Arrow, Feather, and Parquet

tkf · September 16, 2019, 7:10pm

It reminds me of this talk

IIRC it was about particle physics people using Arrow as a building block for non-tabular data structures.

ExpandingMan · September 16, 2019, 7:21pm

Wow, very interesting, this talk bridges the phases of my adult life lol.

I find it really disheartening how Python seems to be working its way more deeply into HEP world. Anyway, this definitely gives me a bit more motivation to work on Arrow as I would love to make it easier for HE physicists to use Julia.

wesm · September 19, 2019, 11:52am

My workshop from VLDB might be helpful in clearing up some of the confusion about how Arrow’s binary protocol works

(See slide deck within)

On some of the other questions it might be worth a direct conversation with the Arrow community on dev@arrow.apache.org. We would prefer to work directly with the Julia community and for Julia to become a first class citizen in the Apache Arrow world.

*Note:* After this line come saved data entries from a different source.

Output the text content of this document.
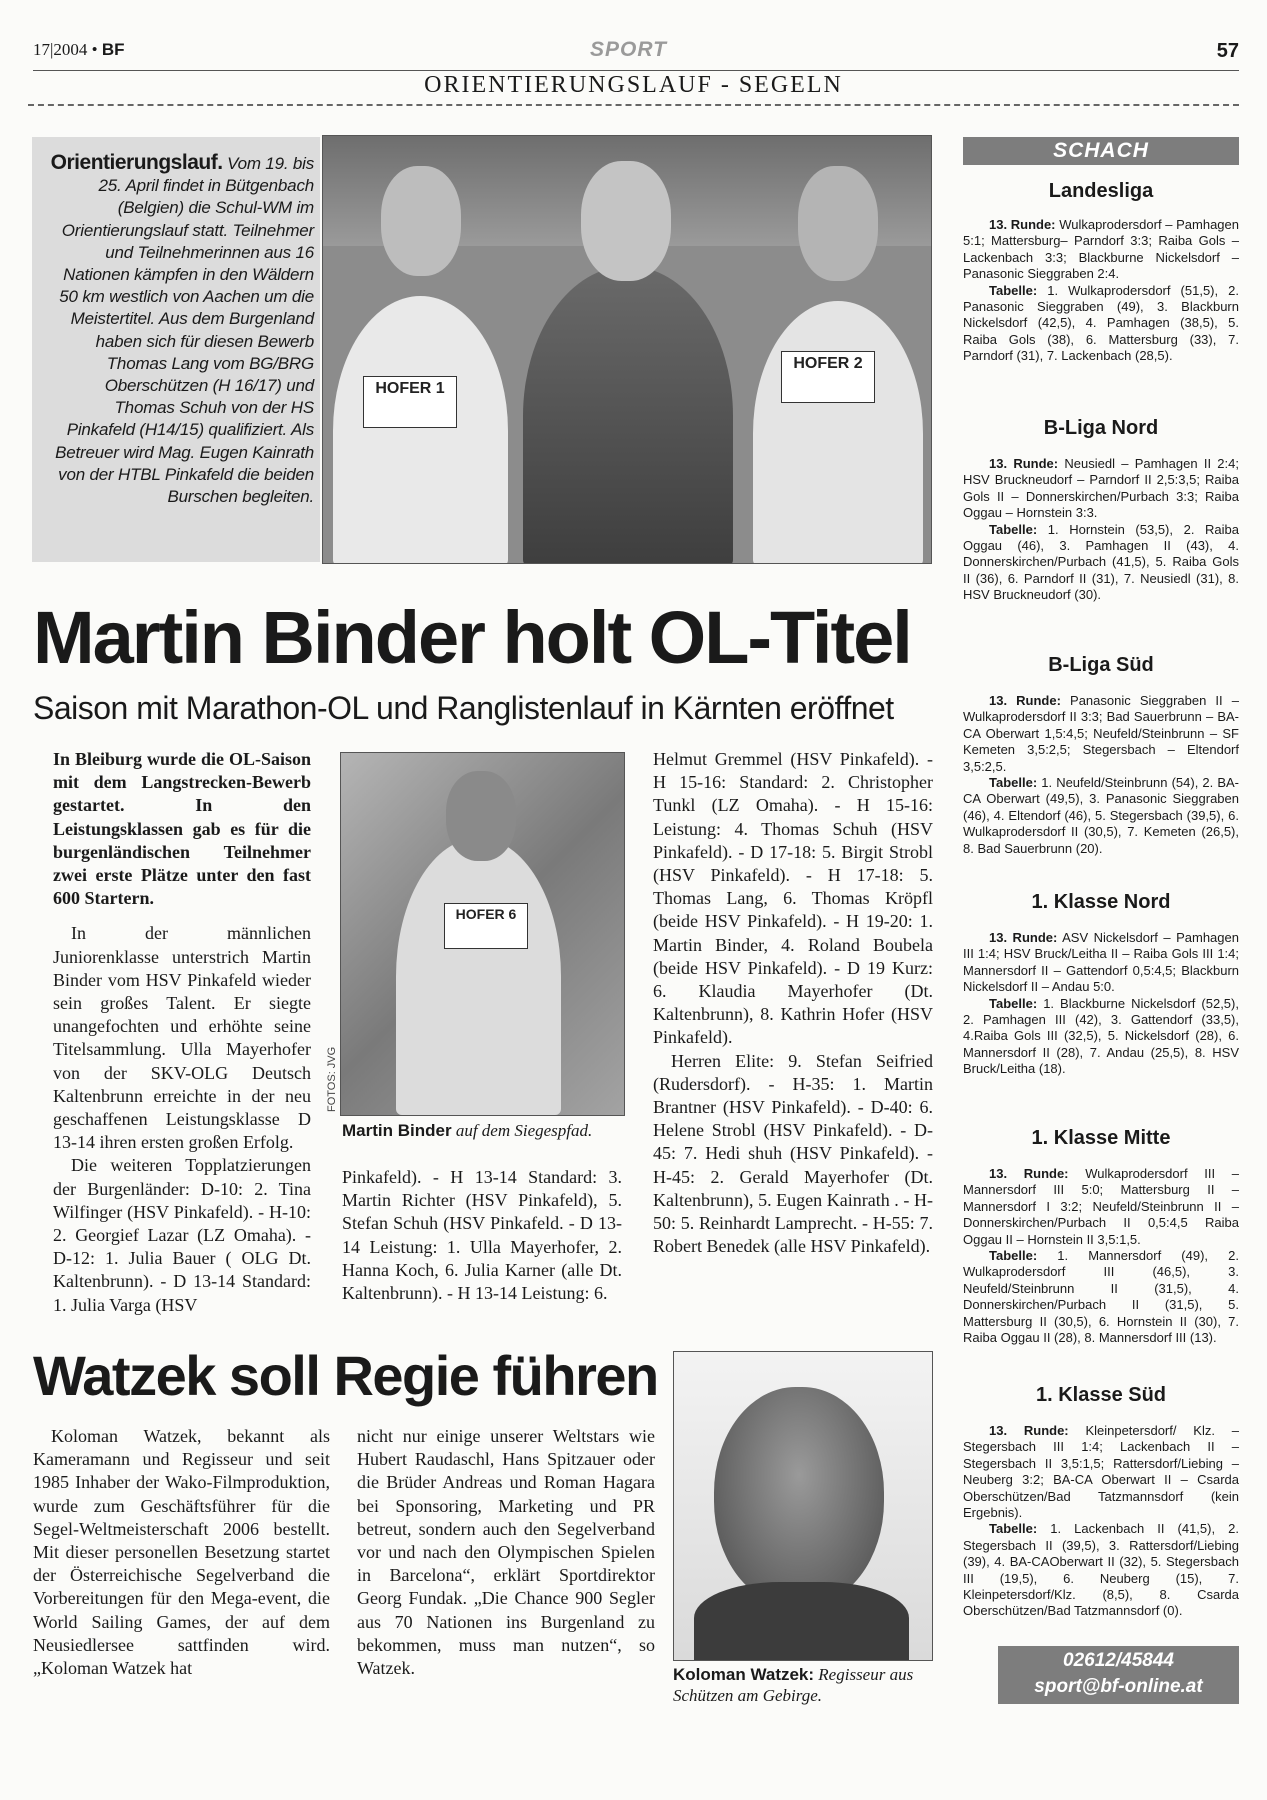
17|2004 • BF	SPORT	57
ORIENTIERUNGSLAUF - SEGELN
Orientierungslauf. Vom 19. bis 25. April findet in Bütgenbach (Belgien) die Schul-WM im Orientierungslauf statt. Teilnehmer und Teilnehmerinnen aus 16 Nationen kämpfen in den Wäldern 50 km westlich von Aachen um die Meistertitel. Aus dem Burgenland haben sich für diesen Bewerb Thomas Lang vom BG/BRG Oberschützen (H 16/17) und Thomas Schuh von der HS Pinkafeld (H14/15) qualifiziert. Als Betreuer wird Mag. Eugen Kainrath von der HTBL Pinkafeld die beiden Burschen begleiten.
HOFER 1
HOFER 2
Martin Binder holt OL-Titel
Saison mit Marathon-OL und Ranglistenlauf in Kärnten eröffnet

In Bleiburg wurde die OL-Saison mit dem Langstrecken-Bewerb gestartet. In den Leistungsklassen gab es für die burgenländischen Teilnehmer zwei erste Plätze unter den fast 600 Startern.

In der männlichen Juniorenklasse unterstrich Martin Binder vom HSV Pinkafeld wieder sein großes Talent. Er siegte unangefochten und erhöhte seine Titelsammlung. Ulla Mayerhofer von der SKV-OLG Deutsch Kaltenbrunn erreichte in der neu geschaffenen Leistungsklasse D 13-14 ihren ersten großen Erfolg.

Die weiteren Topplatzierungen der Burgenländer: D-10: 2. Tina Wilfinger (HSV Pinkafeld). - H-10: 2. Georgief Lazar (LZ Omaha). - D-12: 1. Julia Bauer ( OLG Dt. Kaltenbrunn). - D 13-14 Standard: 1. Julia Varga (HSV

HOFER 6
FOTOS: JVG
Martin Binder auf dem Siegespfad.

Pinkafeld). - H 13-14 Standard: 3. Martin Richter (HSV Pinkafeld), 5. Stefan Schuh (HSV Pinkafeld. - D 13-14 Leistung: 1. Ulla Mayerhofer, 2. Hanna Koch, 6. Julia Karner (alle Dt. Kaltenbrunn). - H 13-14 Leistung: 6.

Helmut Gremmel (HSV Pinkafeld). - H 15-16: Standard: 2. Christopher Tunkl (LZ Omaha). - H 15-16: Leistung: 4. Thomas Schuh (HSV Pinkafeld). - D 17-18: 5. Birgit Strobl (HSV Pinkafeld). - H 17-18: 5. Thomas Lang, 6. Thomas Kröpfl (beide HSV Pinkafeld). - H 19-20: 1. Martin Binder, 4. Roland Boubela (beide HSV Pinkafeld). - D 19 Kurz: 6. Klaudia Mayerhofer (Dt. Kaltenbrunn), 8. Kathrin Hofer (HSV Pinkafeld).

Herren Elite: 9. Stefan Seifried (Rudersdorf). - H-35: 1. Martin Brantner (HSV Pinkafeld). - D-40: 6. Helene Strobl (HSV Pinkafeld). - D-45: 7. Hedi shuh (HSV Pinkafeld). - H-45: 2. Gerald Mayerhofer (Dt. Kaltenbrunn), 5. Eugen Kainrath . - H-50: 5. Reinhardt Lamprecht. - H-55: 7. Robert Benedek (alle HSV Pinkafeld).

Watzek soll Regie führen

Koloman Watzek, bekannt als Kameramann und Regisseur und seit 1985 Inhaber der Wako-Filmproduktion, wurde zum Geschäftsführer für die Segel-Weltmeisterschaft 2006 bestellt. Mit dieser personellen Besetzung startet der Österreichische Segelverband die Vorbereitungen für den Mega-event, die World Sailing Games, der auf dem Neusiedlersee sattfinden wird. „Koloman Watzek hat

nicht nur einige unserer Weltstars wie Hubert Raudaschl, Hans Spitzauer oder die Brüder Andreas und Roman Hagara bei Sponsoring, Marketing und PR betreut, sondern auch den Segelverband vor und nach den Olympischen Spielen in Barcelona“, erklärt Sportdirektor Georg Fundak. „Die Chance 900 Segler aus 70 Nationen ins Burgenland zu bekommen, muss man nutzen“, so Watzek.	Koloman Watzek: Regisseur aus Schützen am Gebirge.
SCHACH
Landesliga

13. Runde: Wulkaprodersdorf – Pamhagen 5:1; Mattersburg– Parndorf 3:3; Raiba Gols – Lackenbach 3:3; Blackburne Nickelsdorf – Panasonic Sieggraben 2:4.

Tabelle: 1. Wulkaprodersdorf (51,5), 2. Panasonic Sieggraben (49), 3. Blackburn Nickelsdorf (42,5), 4. Pamhagen (38,5), 5. Raiba Gols (38), 6. Mattersburg (33), 7. Parndorf (31), 7. Lackenbach (28,5).

B-Liga Nord

13. Runde: Neusiedl – Pamhagen II 2:4; HSV Bruckneudorf – Parndorf II 2,5:3,5; Raiba Gols II – Donnerskirchen/Purbach 3:3; Raiba Oggau – Hornstein 3:3.

Tabelle: 1. Hornstein (53,5), 2. Raiba Oggau (46), 3. Pamhagen II (43), 4. Donnerskirchen/Purbach (41,5), 5. Raiba Gols II (36), 6. Parndorf II (31), 7. Neusiedl (31), 8. HSV Bruckneudorf (30).

B-Liga Süd

13. Runde: Panasonic Sieggraben II – Wulkaprodersdorf II 3:3; Bad Sauerbrunn – BA-CA Oberwart 1,5:4,5; Neufeld/Steinbrunn – SF Kemeten 3,5:2,5; Stegersbach – Eltendorf 3,5:2,5.

Tabelle: 1. Neufeld/Steinbrunn (54), 2. BA-CA Oberwart (49,5), 3. Panasonic Sieggraben (46), 4. Eltendorf (46), 5. Stegersbach (39,5), 6. Wulkaprodersdorf II (30,5), 7. Kemeten (26,5), 8. Bad Sauerbrunn (20).

1. Klasse Nord

13. Runde: ASV Nickelsdorf – Pamhagen III 1:4; HSV Bruck/Leitha II – Raiba Gols III 1:4; Mannersdorf II – Gattendorf 0,5:4,5; Blackburn Nickelsdorf II – Andau 5:0.

Tabelle: 1. Blackburne Nickelsdorf (52,5), 2. Pamhagen III (42), 3. Gattendorf (33,5), 4.Raiba Gols III (32,5), 5. Nickelsdorf (28), 6. Mannersdorf II (28), 7. Andau (25,5), 8. HSV Bruck/Leitha (18).

1. Klasse Mitte

13. Runde: Wulkaprodersdorf III – Mannersdorf III 5:0; Mattersburg II – Mannersdorf I 3:2; Neufeld/Steinbrunn II – Donnerskirchen/Purbach II 0,5:4,5 Raiba Oggau II – Hornstein II 3,5:1,5.

Tabelle: 1. Mannersdorf (49), 2. Wulkaprodersdorf III (46,5), 3. Neufeld/Steinbrunn II (31,5), 4. Donnerskirchen/Purbach II (31,5), 5. Mattersburg II (30,5), 6. Hornstein II (30), 7. Raiba Oggau II (28), 8. Mannersdorf III (13).

1. Klasse Süd

13. Runde: Kleinpetersdorf/ Klz. – Stegersbach III 1:4; Lackenbach II – Stegersbach II 3,5:1,5; Rattersdorf/Liebing – Neuberg 3:2; BA-CA Oberwart II – Csarda Oberschützen/Bad Tatzmannsdorf (kein Ergebnis).

Tabelle: 1. Lackenbach II (41,5), 2. Stegersbach II (39,5), 3. Rattersdorf/Liebing (39), 4. BA-CAOberwart II (32), 5. Stegersbach III (19,5), 6. Neuberg (15), 7. Kleinpetersdorf/Klz. (8,5), 8. Csarda Oberschützen/Bad Tatzmannsdorf (0).

02612/45844
sport@bf-online.at
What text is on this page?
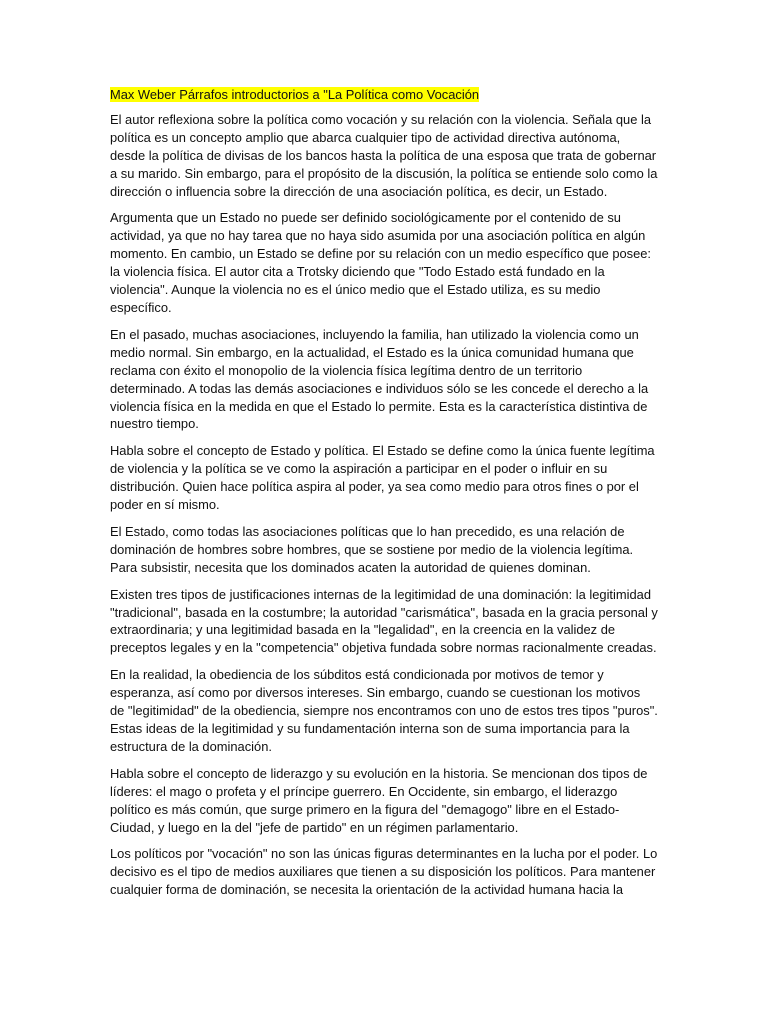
Max Weber Párrafos introductorios a "La Política como Vocación

El autor reflexiona sobre la política como vocación y su relación con la violencia. Señala que la política es un concepto amplio que abarca cualquier tipo de actividad directiva autónoma, desde la política de divisas de los bancos hasta la política de una esposa que trata de gobernar a su marido. Sin embargo, para el propósito de la discusión, la política se entiende solo como la dirección o influencia sobre la dirección de una asociación política, es decir, un Estado.

Argumenta que un Estado no puede ser definido sociológicamente por el contenido de su actividad, ya que no hay tarea que no haya sido asumida por una asociación política en algún momento. En cambio, un Estado se define por su relación con un medio específico que posee: la violencia física. El autor cita a Trotsky diciendo que "Todo Estado está fundado en la violencia". Aunque la violencia no es el único medio que el Estado utiliza, es su medio específico.

En el pasado, muchas asociaciones, incluyendo la familia, han utilizado la violencia como un medio normal. Sin embargo, en la actualidad, el Estado es la única comunidad humana que reclama con éxito el monopolio de la violencia física legítima dentro de un territorio determinado. A todas las demás asociaciones e individuos sólo se les concede el derecho a la violencia física en la medida en que el Estado lo permite. Esta es la característica distintiva de nuestro tiempo.

Habla sobre el concepto de Estado y política. El Estado se define como la única fuente legítima de violencia y la política se ve como la aspiración a participar en el poder o influir en su distribución. Quien hace política aspira al poder, ya sea como medio para otros fines o por el poder en sí mismo.

El Estado, como todas las asociaciones políticas que lo han precedido, es una relación de dominación de hombres sobre hombres, que se sostiene por medio de la violencia legítima. Para subsistir, necesita que los dominados acaten la autoridad de quienes dominan.

Existen tres tipos de justificaciones internas de la legitimidad de una dominación: la legitimidad "tradicional", basada en la costumbre; la autoridad "carismática", basada en la gracia personal y extraordinaria; y una legitimidad basada en la "legalidad", en la creencia en la validez de preceptos legales y en la "competencia" objetiva fundada sobre normas racionalmente creadas.

En la realidad, la obediencia de los súbditos está condicionada por motivos de temor y esperanza, así como por diversos intereses. Sin embargo, cuando se cuestionan los motivos de "legitimidad" de la obediencia, siempre nos encontramos con uno de estos tres tipos "puros". Estas ideas de la legitimidad y su fundamentación interna son de suma importancia para la estructura de la dominación.

Habla sobre el concepto de liderazgo y su evolución en la historia. Se mencionan dos tipos de líderes: el mago o profeta y el príncipe guerrero. En Occidente, sin embargo, el liderazgo político es más común, que surge primero en la figura del "demagogo" libre en el Estado-Ciudad, y luego en la del "jefe de partido" en un régimen parlamentario.

Los políticos por "vocación" no son las únicas figuras determinantes en la lucha por el poder. Lo decisivo es el tipo de medios auxiliares que tienen a su disposición los políticos. Para mantener cualquier forma de dominación, se necesita la orientación de la actividad humana hacia la
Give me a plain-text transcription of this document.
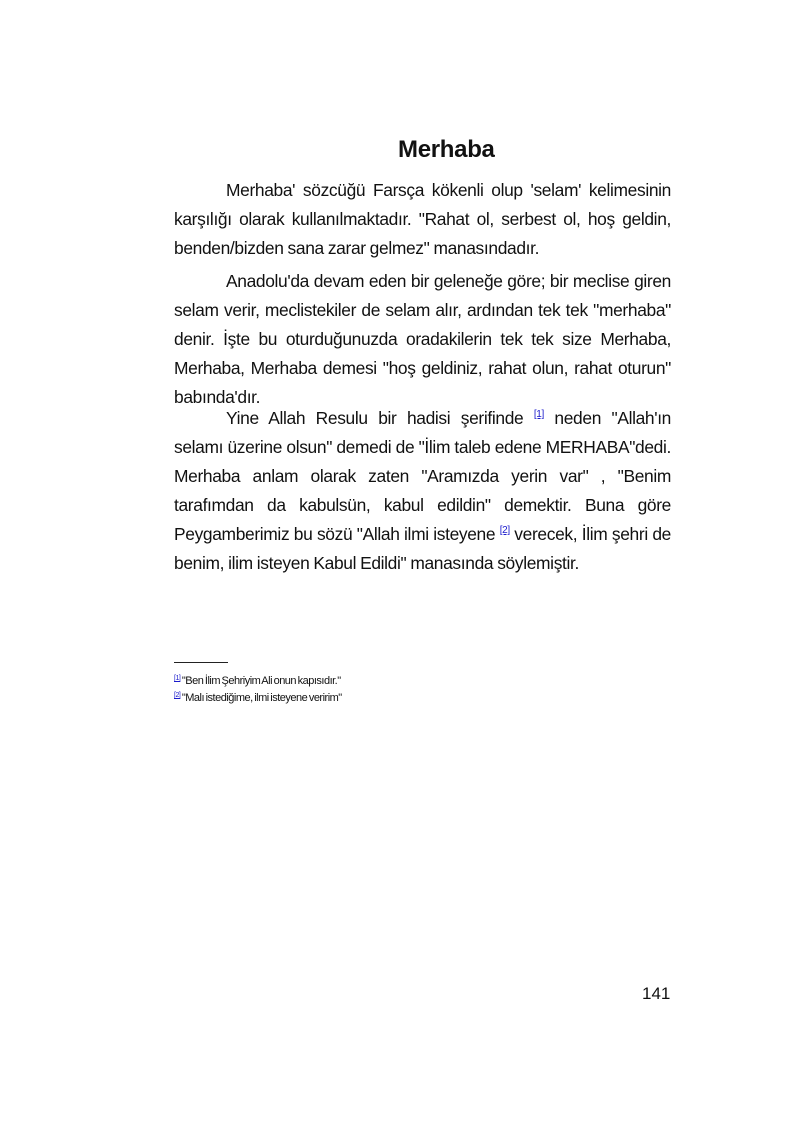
Merhaba

Merhaba' sözcüğü Farsça kökenli olup 'selam' kelimesinin karşılığı olarak kullanılmaktadır. "Rahat ol, serbest ol, hoş geldin, benden/bizden sana zarar gelmez" manasındadır.

Anadolu'da devam eden bir geleneğe göre; bir meclise giren selam verir, meclistekiler de selam alır, ardından tek tek "merhaba" denir. İşte bu oturduğunuzda oradakilerin tek tek size Merhaba, Merhaba, Merhaba demesi "hoş geldiniz, rahat olun, rahat oturun" babında'dır.

Yine Allah Resulu bir hadisi şerifinde [1] neden "Allah'ın selamı üzerine olsun" demedi de "İlim taleb edene MERHABA"dedi. Merhaba anlam olarak zaten "Aramızda yerin var" , "Benim tarafımdan da kabulsün, kabul edildin" demektir. Buna göre Peygamberimiz bu sözü "Allah ilmi isteyene [2] verecek, İlim şehri de benim, ilim isteyen Kabul Edildi" manasında söylemiştir.

[1] "Ben İlim Şehriyim Ali onun kapısıdır."
[2] "Malı istediğime, ilmi isteyene veririm"
141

EDITS (since I can’t reply more)

There are some concerns being raised here to suggest that it’s difficult to contribute to the Apache project, and that somehow having a monorepo is part of the problem. There’s no evidence at all that this is the case. The project is adding 10 or more new contributors every month, here is a graph of cumulative unique contributors over time

The monorepo structure of the project has actually been critical to the project’s success from a developer productivity and testing perspective. We have tight-knit collaborations between different subgroups of developers. You might not expect a C+±focused person to help a Go, Java, or JavaScript developer but that’s the kind of community we have created.

There are some other criticisms being made here that I don’t agree with. I’d rather take up those further in more constructive fashion on the Arrow developer mailing list.

wesm · September 19, 2019, 11:56am

Hi, I would like to have an opportunity to address your complaints and clear up your confusion. Can you please write to dev@arrow.apache.org? The slide deck I posted above should also help address confusion as it gives a deep dive into the columnar format. I have also recently cleaned up the specification to be clearer for implementation creators.

Zach_Christensen · September 19, 2019, 3:21pm

So I shouldn’t be using “.feather” anymore?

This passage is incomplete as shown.